Asimismo, habría que clarificar la idea de la producción literaria femenina como un bloque homogéneo contrapuesto a la masculina, tomada igualmente como un todo sin variación. Es tan falso hablar de una diferencia taxativa entre ambas expresiones como negar toda disparidad. Sería de una simpleza casi criminal tanto atribuir cada característica de un texto o de un autor a su sexo como intentar hacer tabla rasa y pretender que este factor no tiene influencia alguna.

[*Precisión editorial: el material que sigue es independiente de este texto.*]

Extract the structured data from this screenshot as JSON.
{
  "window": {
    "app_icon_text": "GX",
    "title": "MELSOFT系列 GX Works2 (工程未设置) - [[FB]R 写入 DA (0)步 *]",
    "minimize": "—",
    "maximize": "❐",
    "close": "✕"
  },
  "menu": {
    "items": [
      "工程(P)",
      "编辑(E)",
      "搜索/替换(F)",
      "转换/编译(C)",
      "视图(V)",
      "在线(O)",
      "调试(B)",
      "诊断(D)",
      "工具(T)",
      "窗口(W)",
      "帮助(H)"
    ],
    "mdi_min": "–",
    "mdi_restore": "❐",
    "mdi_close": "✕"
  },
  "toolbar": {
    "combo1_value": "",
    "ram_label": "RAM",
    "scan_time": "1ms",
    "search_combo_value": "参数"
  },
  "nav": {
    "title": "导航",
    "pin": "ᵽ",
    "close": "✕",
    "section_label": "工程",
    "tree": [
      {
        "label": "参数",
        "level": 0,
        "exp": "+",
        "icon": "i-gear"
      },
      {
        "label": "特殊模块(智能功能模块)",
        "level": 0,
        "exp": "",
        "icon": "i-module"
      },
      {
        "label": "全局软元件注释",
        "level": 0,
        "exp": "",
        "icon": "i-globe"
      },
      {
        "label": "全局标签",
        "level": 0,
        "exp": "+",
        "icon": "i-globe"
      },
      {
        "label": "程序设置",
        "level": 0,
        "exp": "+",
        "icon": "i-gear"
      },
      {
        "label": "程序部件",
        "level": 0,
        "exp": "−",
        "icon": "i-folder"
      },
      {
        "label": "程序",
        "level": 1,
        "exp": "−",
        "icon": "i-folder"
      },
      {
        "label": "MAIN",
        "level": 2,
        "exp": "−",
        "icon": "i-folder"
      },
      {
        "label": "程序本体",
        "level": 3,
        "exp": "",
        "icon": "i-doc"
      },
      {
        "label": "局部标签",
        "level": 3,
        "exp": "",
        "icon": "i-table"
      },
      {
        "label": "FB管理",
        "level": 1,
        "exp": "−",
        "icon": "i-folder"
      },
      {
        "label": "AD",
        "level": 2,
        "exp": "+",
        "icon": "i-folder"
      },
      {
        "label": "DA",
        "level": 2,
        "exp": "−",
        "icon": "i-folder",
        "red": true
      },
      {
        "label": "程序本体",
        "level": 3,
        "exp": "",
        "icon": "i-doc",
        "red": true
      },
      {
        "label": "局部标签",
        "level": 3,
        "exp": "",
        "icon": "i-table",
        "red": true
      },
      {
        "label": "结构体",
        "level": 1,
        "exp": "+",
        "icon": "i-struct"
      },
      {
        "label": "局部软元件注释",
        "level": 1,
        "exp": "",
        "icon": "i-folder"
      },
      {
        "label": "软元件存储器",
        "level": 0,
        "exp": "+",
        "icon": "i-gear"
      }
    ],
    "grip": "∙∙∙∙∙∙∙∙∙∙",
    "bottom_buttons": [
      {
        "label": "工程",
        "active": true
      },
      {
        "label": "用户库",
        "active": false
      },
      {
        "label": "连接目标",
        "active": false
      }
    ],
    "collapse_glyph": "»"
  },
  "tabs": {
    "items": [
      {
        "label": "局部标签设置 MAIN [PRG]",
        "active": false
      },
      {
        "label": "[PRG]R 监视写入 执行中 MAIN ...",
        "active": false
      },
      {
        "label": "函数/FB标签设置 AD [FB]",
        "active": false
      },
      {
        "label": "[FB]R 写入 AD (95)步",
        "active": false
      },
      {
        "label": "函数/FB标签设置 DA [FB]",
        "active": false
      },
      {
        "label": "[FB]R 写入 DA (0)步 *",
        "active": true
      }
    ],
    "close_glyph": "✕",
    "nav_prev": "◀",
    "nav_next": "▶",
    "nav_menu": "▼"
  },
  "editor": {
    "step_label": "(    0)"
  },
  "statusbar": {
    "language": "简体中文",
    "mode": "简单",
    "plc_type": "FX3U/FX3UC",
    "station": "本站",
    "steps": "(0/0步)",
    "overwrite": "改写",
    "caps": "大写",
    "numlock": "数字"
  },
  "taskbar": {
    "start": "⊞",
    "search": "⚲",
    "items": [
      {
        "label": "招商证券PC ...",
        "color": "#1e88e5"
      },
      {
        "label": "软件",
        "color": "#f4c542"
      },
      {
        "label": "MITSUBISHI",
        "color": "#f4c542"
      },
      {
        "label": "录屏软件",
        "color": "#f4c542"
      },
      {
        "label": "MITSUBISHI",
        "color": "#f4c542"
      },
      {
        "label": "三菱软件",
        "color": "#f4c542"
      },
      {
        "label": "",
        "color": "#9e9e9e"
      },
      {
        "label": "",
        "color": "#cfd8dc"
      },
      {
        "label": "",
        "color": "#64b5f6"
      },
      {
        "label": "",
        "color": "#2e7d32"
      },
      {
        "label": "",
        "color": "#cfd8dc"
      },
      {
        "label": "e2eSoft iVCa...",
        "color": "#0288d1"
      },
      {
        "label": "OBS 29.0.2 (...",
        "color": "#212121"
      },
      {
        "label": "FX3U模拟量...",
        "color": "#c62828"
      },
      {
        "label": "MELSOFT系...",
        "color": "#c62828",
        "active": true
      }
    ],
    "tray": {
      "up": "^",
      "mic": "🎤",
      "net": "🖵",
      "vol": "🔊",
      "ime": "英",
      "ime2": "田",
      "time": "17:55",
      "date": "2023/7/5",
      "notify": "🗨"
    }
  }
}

Existe también el preconcepto de que la creación literaria de las africanas es escasa en comparación con la de otros continentes u otras lenguas. En este sentido, debiera recordarse que los estudios realizados sobre la riquísima literatura oral africana (de la que se han rescatado algunos nombres masculinos) han dejado de lado el aporte de muchas mujeres, creadoras anónimas en ámbitos tan variados como el hogar, la corte o los campos. En realidad, son las africanas las principales protagonistas de este patrimonio oral colectivo y, por ende, en su mayoría, anónimo. Y aún dejando de lado esta poco explorada vertiente literaria oral, basta abrir un poco los ojos para descubrir la impresionante contribución realizada por las mujeres a la literatura escrita ya desde los tiempos de un Egipto de faraones negros hasta la actualidad.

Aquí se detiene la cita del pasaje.